To propagate this change to any live endpoints, you must redeploy the model by calling update().

The output schema is optional.

To validate a prediction’s input and output against these schemas, use the validate_schema() decorator on your model’s predict() function.

Parameters:
  • input (dict) – Input schema as an OpenAPI-compatible JSON dict. Easiest to create using pydantic.BaseModel.schema() [1].

  • output (dict, optional) – Output schema as an OpenAPI-compatible JSON dict. Easiest to create using pydantic.BaseModel.schema().

References

log_setup_script(script, overwrite=False)

Associate a model deployment setup script with this Experiment Run.

New in version 0.13.8.

Parameters:
  • script (str) – String composed of valid Python code for executing setup steps at the beginning of model deployment. An on-disk file can be passed in using open("path/to/file.py", 'r').read().

  • overwrite (bool, default False) – Whether to allow overwriting an existing setup script.

Raises:

SyntaxError – If script contains invalid Python.

log_tag(tag)

Logs a tag to this Experiment Run.

Parameters:

tag (str) – Tag.

log_tags(tags)

Logs multiple tags to this Experiment Run.

Parameters:

tags (list of str) – Tags.

log_training_data(train_features, train_targets, overwrite=False)

Associate training data with this model reference.

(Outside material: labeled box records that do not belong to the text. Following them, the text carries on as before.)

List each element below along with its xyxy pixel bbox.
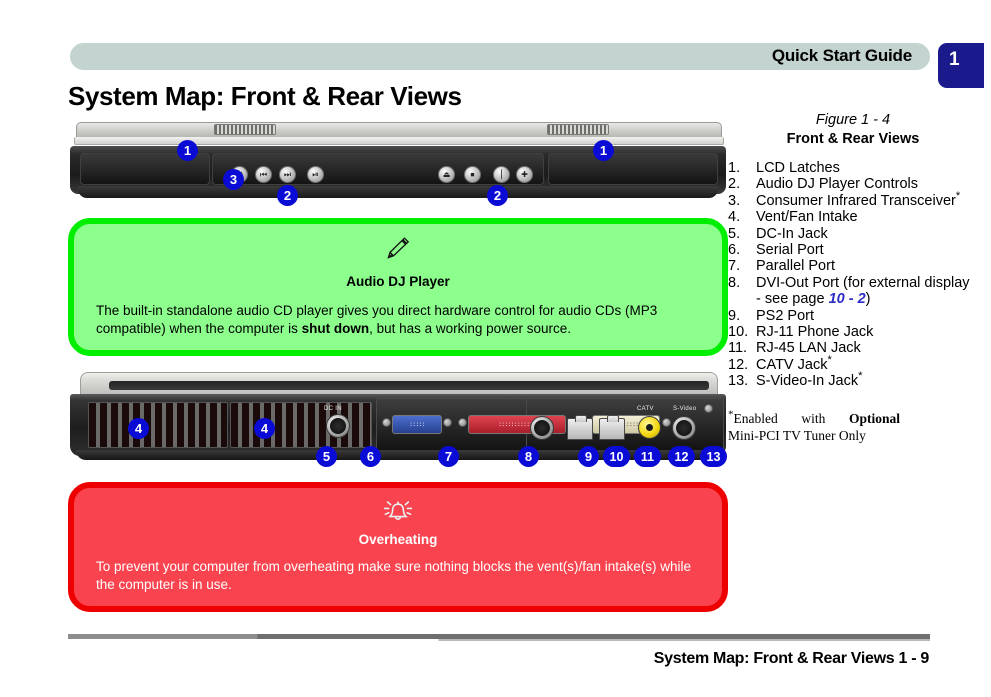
legend-label: Audio DJ Player Controls	[756, 176, 978, 192]
footnote-asterisk: *	[956, 190, 960, 202]
ps2-port	[530, 416, 554, 440]
dj-volume-down-button: ⎮	[493, 166, 510, 183]
list-item: 10. RJ-11 Phone Jack	[728, 324, 978, 340]
badge-rear-6: 6	[360, 446, 381, 467]
footer-rule-shadow	[68, 639, 930, 641]
list-item: 13. S-Video-In Jack*	[728, 373, 978, 389]
badge-front-2-left: 2	[277, 185, 298, 206]
list-item: 4. Vent/Fan Intake	[728, 209, 978, 225]
header-bar: Quick Start Guide	[70, 43, 930, 70]
minus-icon: ⎮	[494, 169, 509, 180]
front-panel-right	[548, 153, 718, 185]
note-callout: Audio DJ Player The built-in standalone …	[68, 218, 728, 356]
dj-playstop-button: ⏯	[307, 166, 324, 183]
figure-legend: 1. LCD Latches 2. Audio DJ Player Contro…	[728, 160, 978, 390]
list-item: 5. DC-In Jack	[728, 226, 978, 242]
lid-edge	[74, 137, 724, 145]
figure-title: Front & Rear Views	[728, 131, 978, 147]
badge-rear-12: 12	[668, 446, 695, 467]
note-body-post: , but has a working power source.	[369, 321, 571, 336]
legend-label: LCD Latches	[756, 160, 978, 176]
svideo-label: S-Video	[673, 406, 696, 412]
front-view-photo: VOLUME ⏻ ⏮ ⏭ ⏯ ⏏ ⏹ ⎮ ✚	[70, 122, 726, 212]
badge-rear-11: 11	[634, 446, 661, 467]
legend-number: 3.	[728, 193, 756, 209]
catv-label: CATV	[637, 406, 654, 412]
legend-number: 7.	[728, 258, 756, 274]
front-base-edge	[78, 186, 718, 198]
eject-icon: ⏏	[439, 169, 454, 180]
note-body: The built-in standalone audio CD player …	[96, 302, 700, 338]
legend-number: 2.	[728, 176, 756, 192]
legend-8-line3-post: )	[866, 291, 871, 307]
legend-label: DVI-Out Port (for external display - see…	[756, 275, 978, 308]
sidebar-footnote: *Enabled with Optional Mini-PCI TV Tuner…	[728, 410, 978, 444]
chapter-tab-number: 1	[949, 49, 960, 71]
badge-rear-4-right: 4	[254, 418, 275, 439]
note-body-bold: shut down	[302, 321, 370, 336]
legend-number: 6.	[728, 242, 756, 258]
rj11-notch	[575, 415, 587, 422]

Changed in version 0.14.4: Instead of uploading the data itself as a CSV artifact 'train_data', this method now generates a histogram for internal use by our deployment data monitoring system.

Deprecated since version 0.18.0: This method is no longer supported. Please see our documentation for information about our platform’s data monitoring features.

Parameters:
  • train_features (pd.DataFrame) – pandas DataFrame representing features of the training data.

  • train_targets (pd.DataFrame or pd.Series) – pandas DataFrame representing targets of the training data.

  • overwrite (bool, default False) – Whether to allow overwriting existing training data.

rename(name: str) None

Rename this experiment run

Parameters:

name (str) – New name for this experiment run.